Across the 2017 F-150 lineup, the second generation 3.5 L EcoBoost will replace the first-generation engine. Coupled with the new engine is the equally new 10R80, a ten-speed automatic transmission.
The Ford Power Stroke
Since 1994, Ford has been using a co-produced diesel engine with Navistar International and rebranding them as Power Stroke, but in 2010, Ford started developing and producing their original diesel engines starting with the 6.7 L Power Stroke V8. The Power Stroke has since been a direct competition of big-block V8 and even the gasoline engines V10 like the Duramax V8 of General Motors and the Dodge Cummins B-Series.
Below are some of the notable variants of the Ford Power Stroke:
7.3 L Power Stroke
The 7.3 Liter Power Stroke is the first-ever engine Ford has rebranded. It is their own Navistar T444E turbo-diesel V8 version. It replaced the 7.3 L IDI V8 in 1994. Despite being a totally new engine, the 7.3 L Power Stroke shares the same stroke and bore dimensions with the 7.3 L IDI which why both engines have a 444 cu (hence the Navistar name), or 7.3-liter displacement and were standard on the same 3-quarter ton and larger models of their very own F-Series and Econoline Trucks and Vans.

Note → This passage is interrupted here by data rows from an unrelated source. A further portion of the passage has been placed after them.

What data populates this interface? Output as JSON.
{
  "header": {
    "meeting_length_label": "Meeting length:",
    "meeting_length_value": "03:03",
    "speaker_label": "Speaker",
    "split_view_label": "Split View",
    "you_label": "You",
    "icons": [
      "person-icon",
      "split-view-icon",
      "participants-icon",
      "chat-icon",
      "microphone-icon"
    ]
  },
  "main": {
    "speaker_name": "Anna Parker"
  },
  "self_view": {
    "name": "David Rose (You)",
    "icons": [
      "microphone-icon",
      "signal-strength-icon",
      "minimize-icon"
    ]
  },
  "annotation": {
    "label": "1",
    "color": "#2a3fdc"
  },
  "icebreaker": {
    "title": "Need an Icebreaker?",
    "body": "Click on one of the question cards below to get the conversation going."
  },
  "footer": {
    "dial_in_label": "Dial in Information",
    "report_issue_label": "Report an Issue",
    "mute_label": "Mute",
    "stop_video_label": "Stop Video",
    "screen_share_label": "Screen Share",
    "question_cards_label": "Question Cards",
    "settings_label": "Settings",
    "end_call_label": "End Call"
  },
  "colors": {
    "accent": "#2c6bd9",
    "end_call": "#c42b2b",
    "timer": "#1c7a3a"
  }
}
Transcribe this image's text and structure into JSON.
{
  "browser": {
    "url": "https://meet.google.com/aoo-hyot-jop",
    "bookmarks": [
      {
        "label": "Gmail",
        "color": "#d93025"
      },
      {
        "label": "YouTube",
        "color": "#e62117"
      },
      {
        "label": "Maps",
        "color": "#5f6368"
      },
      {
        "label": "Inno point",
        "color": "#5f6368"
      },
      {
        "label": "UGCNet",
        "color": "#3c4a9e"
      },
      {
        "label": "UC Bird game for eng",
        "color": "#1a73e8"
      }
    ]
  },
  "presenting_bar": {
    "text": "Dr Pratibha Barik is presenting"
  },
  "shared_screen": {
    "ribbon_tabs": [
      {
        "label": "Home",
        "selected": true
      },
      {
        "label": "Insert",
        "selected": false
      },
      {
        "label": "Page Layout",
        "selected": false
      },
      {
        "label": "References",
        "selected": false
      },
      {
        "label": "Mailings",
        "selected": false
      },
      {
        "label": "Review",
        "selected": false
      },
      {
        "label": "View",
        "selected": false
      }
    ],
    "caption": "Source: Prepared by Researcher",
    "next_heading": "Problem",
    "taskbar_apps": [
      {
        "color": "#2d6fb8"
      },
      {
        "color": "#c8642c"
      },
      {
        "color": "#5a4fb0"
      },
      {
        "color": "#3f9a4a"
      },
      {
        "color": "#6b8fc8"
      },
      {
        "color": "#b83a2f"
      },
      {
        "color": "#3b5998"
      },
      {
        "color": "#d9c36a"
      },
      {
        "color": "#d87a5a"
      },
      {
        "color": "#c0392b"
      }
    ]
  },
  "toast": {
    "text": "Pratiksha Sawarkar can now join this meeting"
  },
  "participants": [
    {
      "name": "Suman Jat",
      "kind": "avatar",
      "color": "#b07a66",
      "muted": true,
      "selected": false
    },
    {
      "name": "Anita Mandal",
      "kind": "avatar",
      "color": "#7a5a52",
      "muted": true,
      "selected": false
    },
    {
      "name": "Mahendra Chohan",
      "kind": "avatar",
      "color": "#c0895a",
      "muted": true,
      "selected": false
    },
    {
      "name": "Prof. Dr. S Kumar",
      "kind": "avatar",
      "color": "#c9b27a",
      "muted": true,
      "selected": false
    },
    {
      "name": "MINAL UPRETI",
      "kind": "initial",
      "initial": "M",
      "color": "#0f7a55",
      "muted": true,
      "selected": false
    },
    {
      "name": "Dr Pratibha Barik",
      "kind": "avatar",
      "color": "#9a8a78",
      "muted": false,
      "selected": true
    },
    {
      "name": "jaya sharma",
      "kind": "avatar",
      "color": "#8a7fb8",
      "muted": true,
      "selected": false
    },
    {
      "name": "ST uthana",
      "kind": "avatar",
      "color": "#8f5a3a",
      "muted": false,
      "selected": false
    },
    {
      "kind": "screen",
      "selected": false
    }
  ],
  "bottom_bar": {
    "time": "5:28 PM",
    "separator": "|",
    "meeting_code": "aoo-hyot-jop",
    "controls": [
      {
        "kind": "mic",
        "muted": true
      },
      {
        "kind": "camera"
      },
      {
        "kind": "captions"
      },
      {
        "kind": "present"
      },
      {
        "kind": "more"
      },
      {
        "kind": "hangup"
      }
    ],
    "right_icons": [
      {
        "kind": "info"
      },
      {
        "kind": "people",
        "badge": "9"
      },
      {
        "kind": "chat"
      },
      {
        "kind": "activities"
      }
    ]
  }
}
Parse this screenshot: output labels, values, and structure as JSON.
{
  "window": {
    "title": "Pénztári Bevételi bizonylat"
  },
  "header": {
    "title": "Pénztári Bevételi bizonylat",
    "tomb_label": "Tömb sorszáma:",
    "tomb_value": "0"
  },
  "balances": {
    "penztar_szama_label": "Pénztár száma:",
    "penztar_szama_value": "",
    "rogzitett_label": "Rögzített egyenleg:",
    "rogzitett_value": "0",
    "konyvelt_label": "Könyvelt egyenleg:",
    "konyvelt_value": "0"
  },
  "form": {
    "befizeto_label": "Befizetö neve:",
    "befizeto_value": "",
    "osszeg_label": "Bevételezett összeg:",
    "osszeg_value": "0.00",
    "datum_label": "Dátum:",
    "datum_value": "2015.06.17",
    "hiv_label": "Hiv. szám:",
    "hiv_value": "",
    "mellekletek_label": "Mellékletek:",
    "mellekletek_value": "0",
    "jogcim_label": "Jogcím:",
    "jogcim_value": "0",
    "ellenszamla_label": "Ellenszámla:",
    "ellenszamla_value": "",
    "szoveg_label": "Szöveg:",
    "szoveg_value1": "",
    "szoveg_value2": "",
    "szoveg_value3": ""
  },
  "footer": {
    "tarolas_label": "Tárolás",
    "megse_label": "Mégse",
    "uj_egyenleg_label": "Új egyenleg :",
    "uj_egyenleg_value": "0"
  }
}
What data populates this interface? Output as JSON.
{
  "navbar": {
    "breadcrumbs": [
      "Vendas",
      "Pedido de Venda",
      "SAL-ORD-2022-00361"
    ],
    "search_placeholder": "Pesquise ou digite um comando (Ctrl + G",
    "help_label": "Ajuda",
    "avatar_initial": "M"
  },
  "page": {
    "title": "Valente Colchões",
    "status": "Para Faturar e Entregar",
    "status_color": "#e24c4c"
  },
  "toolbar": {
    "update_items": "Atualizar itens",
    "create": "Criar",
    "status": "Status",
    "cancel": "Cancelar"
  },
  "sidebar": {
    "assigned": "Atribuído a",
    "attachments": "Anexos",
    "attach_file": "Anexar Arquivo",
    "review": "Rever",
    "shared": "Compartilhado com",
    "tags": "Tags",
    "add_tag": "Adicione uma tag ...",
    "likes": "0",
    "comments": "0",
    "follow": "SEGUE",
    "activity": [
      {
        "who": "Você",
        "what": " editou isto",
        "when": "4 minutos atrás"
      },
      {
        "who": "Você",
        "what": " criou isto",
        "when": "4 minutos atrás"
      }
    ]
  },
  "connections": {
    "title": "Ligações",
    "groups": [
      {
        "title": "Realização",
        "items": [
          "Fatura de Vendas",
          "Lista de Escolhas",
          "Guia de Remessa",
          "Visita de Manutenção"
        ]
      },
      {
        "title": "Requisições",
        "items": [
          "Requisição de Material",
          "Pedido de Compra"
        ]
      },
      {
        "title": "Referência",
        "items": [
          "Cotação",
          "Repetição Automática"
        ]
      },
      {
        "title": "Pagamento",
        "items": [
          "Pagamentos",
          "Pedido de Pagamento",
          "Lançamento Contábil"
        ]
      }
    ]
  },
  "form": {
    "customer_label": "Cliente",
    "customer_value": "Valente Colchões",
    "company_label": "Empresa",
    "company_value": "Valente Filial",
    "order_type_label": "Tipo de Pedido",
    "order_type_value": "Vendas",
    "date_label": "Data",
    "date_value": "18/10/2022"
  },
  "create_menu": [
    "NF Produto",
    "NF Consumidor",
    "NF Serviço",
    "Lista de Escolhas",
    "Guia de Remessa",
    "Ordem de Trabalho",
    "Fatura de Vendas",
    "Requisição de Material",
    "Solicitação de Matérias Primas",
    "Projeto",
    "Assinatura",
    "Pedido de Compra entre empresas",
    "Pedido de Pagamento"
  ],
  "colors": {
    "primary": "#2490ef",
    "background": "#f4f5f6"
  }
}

The direct injection and electronically-controlled 7.3 liter Power Stroke produces a maximum power of 186 kW or 250 hp and 685 N-m or 505 lb-ft of twisting power when coupled with an automatic transmission, but when linked to a manual transmission power goes up to 205 kW or 275 hp and 712 N-m or 525 lb-ft of torque.
6.0 L Power Stroke
Replacing the 7.3 Liter Power Stroke after almost a decade in service, the 6.0 Liter Power Stroke was first used only for about a year on Ford F-Series Trucks but lasted on the Ford Econoline Vans until 2009. With variable-geometry turbocharger and intercooler, a split-shot HEUI (hydraulic electronic unit injectors) fuel injection system, and OHV 4-valve per cylinder valve train, this engine outputs a maximum power of 242 kW or 325 hp and 773 N-m or 570 lb-ft of torque. Sadly though, what makes the 6.0 notable is that it is not the most reliable of the Power Stroke engines.
6.4 L Power Stroke
Known as the Slug, the 6.4 L Power Stroke was introduced in 2008 as the model for that year for Ford F-Series trucks, and it was considered as the first Power Stroke engine used on light trucks that uses OEM (original equipment manufacturer) turbochargers. It was also the first to integrate a DPF or diesel particulate filter, which removes soot or diesel particulate matter from the diesel engine's exhaust gas. Unfortunately, together with the active regeneration system, DPF greatly reduced the fuel economy of the engine even if it proved to be relatively strong and somehow reliable. In 2010, it was retired in favor of the 6.7 L Power Stroke, which Ford has developed in-house.
The 6.7 L Power Stroke is equipped with a compound variable-geometry turbo system where the air first enters the larger LP turbo where it gets compressed and also pre-spools the seconder before it is fed to it, the secondary smaller HP turbo then directs it to either the intercooler or the engine. This system, which reduces turbo lag as is set in a way to provide an upgraded throttle response, helps the engine produce a maximum horsepower of 350 (261 kW) and a torque of 650 lb-ft (881 N-m) despite having to meet emission regulations.
6.7 L Power Stroke
Originally the 6.7 L Power Stroke was supposed to output only 390 hp (291 kW) and 735 lb-ft (997 N-m) to comply with emission regulations, but Ford updated the engine control unit software and successfully boosted the power and torque to 440 hp (328 kW) and 925 lb-ft (1,254 N-m) respectively without the need to change anything physically to the engine and achieving way better fuel economy.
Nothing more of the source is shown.